Jueves 17 de Diciembre de 2009
Julián Tello, el muchacho de 26 años acribillado a balazos la madrugada del lunes en la zona oeste de la ciudad, murió ayer en el Hospital de Emergencias debido a las graves heridas recibidas. En tanto, la policía no había podido dar hasta ayer con sus agresores, quienes fueron identificados a partir de los datos que brindó un allegado a la víctima y testigo del incidente. El ataque deparó, el martes, un allanamiento a una casa de Funes en donde se encontraron 19 kilos de cocaína y se detuvo a una chica de 21 años vinculada familiarmente a un narco condenado y detenido en la cárcel de Ezeiza. Eso llevó a pensar a los pesquisas que todo fue un ajuste vinculado a las drogas.
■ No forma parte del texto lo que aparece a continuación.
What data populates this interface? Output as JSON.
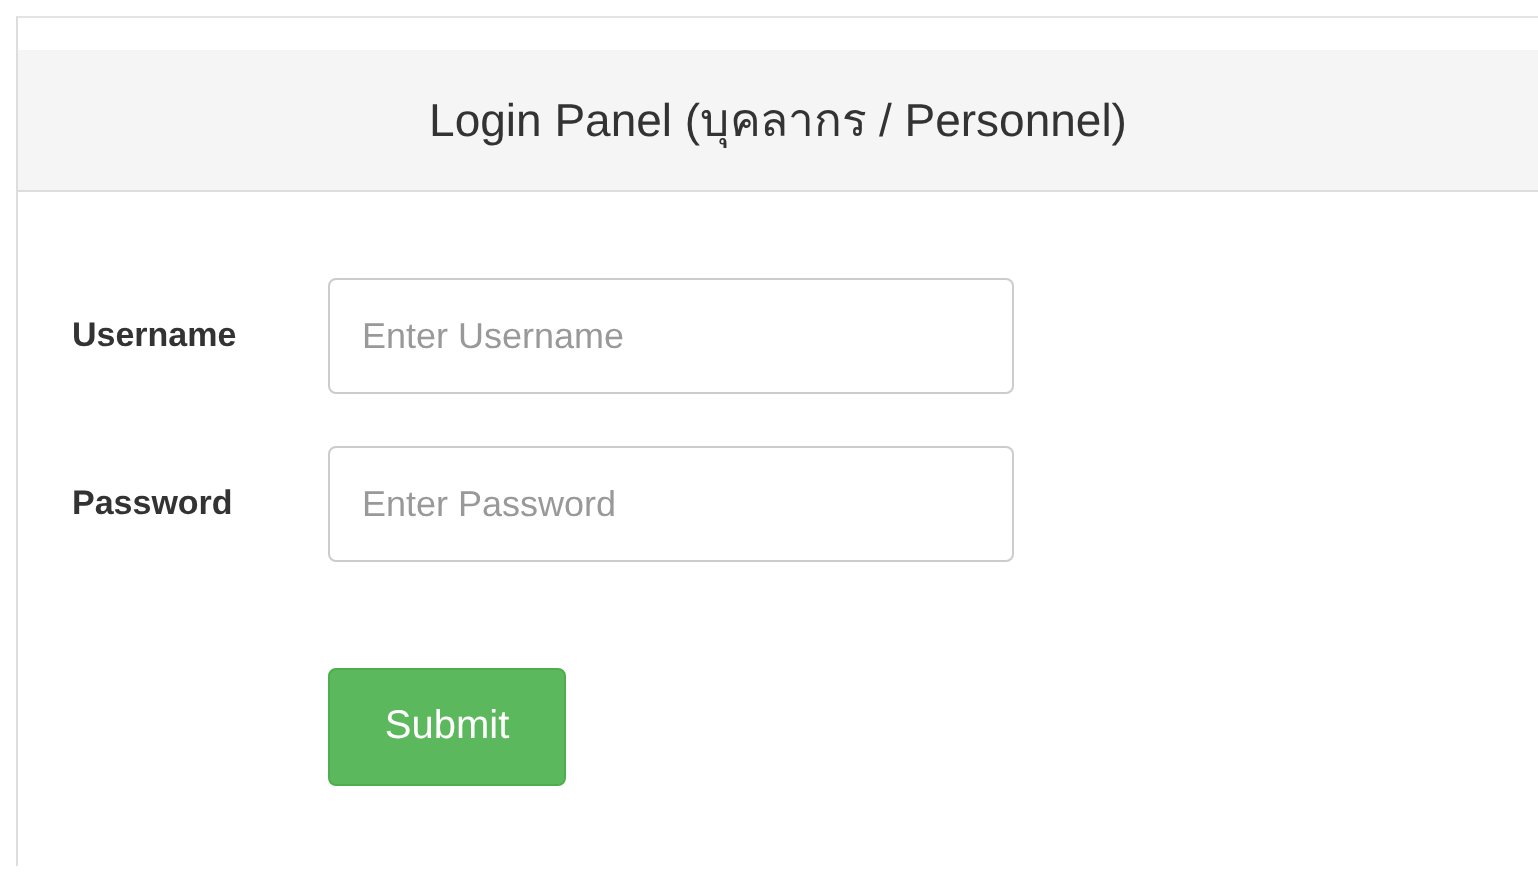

Tello había sido baleado las primeras horas del lunes cuando caminaba por Riobamba y Rouillón, muy cerca de la vivienda de un familiar. En esas circunstancias pasó por allí un auto "gris y sin patente" desde el cual dispararon varios balazos calibre 9 milímetros. El muchacho fue alcanzado por ocho de esos tiros dejándolo gravemente herido hasta ayer, cuando falleció en el Heca.
En la búsqueda de los atacantes de Tello, agentes de la Agrupación de Unidades Especiales llegaron el martes hasta una casa de Yatay 2295, en Funes. Allí no encontraron a los sospechosos pero se toparon con 19 paquetes de cocaína. Además había prensas, moldes y químicos utilizados para el fraccionamiento de la droga.
Los policías apresaron en esa casa a una joven de 21 años que es hija de la mujer de Ramón Campito Giglione, un narco del barrio Tablada que fue apresado en 1998 por comercialización de estupefacientes y que en 2005 fue señalado como autor del crimen de Pacalo Salinas, caso por el cual le dieron 10 años de prisión. Su mujer, y madre de la chica detenida, también está presa desde el pasado mes de abril cuando la policía rosarina desbarató una cocina de cocaína en Buenos Aires al 6000, en el sur de la ciudad.